The screening will be offered by the National Kidney Foundation of Illinois’ KidneyMobile, the nation’s only custom mobile unit that travels across the state screening individuals for kidney disease and its two main causes: diabetes and high blood pressure.
In addition to a free screening, attendees will also be able to talk privately with a nurse or doctor about their results and take home free educational materials.
Each year, kidney disease kills more people than breast or prostate cancer, but while the majority of Americans can recite the common tests for breast and prostate cancer, many do not know the risk factors and tests that could keep them off dialysis and the transplant waiting list. Because kidney disease often develops slowly with few symptoms, it can frequently go undetected until it is very advanced. Simple steps such as controlling blood pressure and blood sugar, keeping weight down, exercising regularly, quitting smoking and avoiding excessive use of pain medicine, can help reduce risk.
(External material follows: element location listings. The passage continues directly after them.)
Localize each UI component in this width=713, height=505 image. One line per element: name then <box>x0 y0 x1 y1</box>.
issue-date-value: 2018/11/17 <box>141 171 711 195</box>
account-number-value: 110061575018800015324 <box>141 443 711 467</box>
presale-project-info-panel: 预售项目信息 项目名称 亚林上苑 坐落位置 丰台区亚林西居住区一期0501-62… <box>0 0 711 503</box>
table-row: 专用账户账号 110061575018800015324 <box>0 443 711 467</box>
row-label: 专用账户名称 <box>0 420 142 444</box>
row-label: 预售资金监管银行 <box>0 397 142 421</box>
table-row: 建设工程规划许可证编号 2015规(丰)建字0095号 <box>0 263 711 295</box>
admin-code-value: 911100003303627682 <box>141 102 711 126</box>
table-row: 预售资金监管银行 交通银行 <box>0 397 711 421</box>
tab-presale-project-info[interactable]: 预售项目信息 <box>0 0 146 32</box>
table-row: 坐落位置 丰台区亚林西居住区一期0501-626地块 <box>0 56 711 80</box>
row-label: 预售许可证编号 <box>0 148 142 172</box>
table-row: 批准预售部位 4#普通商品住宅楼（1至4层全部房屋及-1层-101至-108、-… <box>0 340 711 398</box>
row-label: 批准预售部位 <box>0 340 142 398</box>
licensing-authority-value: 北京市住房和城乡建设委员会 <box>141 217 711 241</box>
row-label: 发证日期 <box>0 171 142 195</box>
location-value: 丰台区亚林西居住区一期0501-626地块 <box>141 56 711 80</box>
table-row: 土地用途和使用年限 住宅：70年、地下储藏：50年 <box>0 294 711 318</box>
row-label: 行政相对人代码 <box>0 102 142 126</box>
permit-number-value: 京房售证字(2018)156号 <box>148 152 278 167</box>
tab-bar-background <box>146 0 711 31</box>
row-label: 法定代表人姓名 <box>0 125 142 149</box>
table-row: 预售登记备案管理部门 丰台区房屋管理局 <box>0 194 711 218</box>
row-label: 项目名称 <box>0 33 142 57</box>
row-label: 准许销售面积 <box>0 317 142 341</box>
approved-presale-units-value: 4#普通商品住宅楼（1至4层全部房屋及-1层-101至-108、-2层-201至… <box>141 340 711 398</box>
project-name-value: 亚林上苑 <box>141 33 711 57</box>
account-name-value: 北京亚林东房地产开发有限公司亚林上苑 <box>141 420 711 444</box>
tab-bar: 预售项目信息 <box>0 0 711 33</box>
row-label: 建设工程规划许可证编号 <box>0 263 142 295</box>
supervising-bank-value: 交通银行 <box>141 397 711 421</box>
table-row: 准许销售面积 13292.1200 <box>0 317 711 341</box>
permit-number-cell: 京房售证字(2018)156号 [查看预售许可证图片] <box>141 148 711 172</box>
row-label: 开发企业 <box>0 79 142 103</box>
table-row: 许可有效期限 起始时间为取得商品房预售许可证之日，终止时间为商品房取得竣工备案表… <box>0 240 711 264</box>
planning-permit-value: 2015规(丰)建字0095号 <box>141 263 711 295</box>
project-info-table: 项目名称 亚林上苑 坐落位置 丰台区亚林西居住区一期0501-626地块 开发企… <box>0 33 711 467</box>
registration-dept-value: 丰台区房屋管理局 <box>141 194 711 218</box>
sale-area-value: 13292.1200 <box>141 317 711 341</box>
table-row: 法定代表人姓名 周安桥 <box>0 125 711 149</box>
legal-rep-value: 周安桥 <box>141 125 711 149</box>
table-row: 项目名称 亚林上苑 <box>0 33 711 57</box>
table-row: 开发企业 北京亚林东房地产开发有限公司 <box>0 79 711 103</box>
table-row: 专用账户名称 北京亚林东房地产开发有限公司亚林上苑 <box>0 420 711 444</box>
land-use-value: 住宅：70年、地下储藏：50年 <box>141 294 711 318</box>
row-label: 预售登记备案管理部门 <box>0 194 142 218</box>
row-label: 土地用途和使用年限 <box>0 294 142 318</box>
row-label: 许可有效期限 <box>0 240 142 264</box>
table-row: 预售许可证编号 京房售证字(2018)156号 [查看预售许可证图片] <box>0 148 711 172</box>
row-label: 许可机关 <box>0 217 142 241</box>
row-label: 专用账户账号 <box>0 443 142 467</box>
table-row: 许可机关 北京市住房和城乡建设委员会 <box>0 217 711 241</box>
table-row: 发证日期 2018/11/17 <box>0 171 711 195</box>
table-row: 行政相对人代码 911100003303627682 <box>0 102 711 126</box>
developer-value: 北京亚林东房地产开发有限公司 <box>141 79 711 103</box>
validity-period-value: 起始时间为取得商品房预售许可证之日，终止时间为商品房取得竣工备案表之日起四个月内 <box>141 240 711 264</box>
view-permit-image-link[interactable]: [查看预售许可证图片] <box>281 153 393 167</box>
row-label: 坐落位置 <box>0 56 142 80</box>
“One in three American adults is at risk for kidney disease, while one in seven already have the disease” said Jacqueline Burgess-Bishop, Chief Executive Officer of the National Kidney Foundation of Illinois. “That means hundreds of thousands of people in Illinois are affected. Our goal is to educate the community about the risks for kidney disease and detect it early so that they can manage the disease and slow its progression.”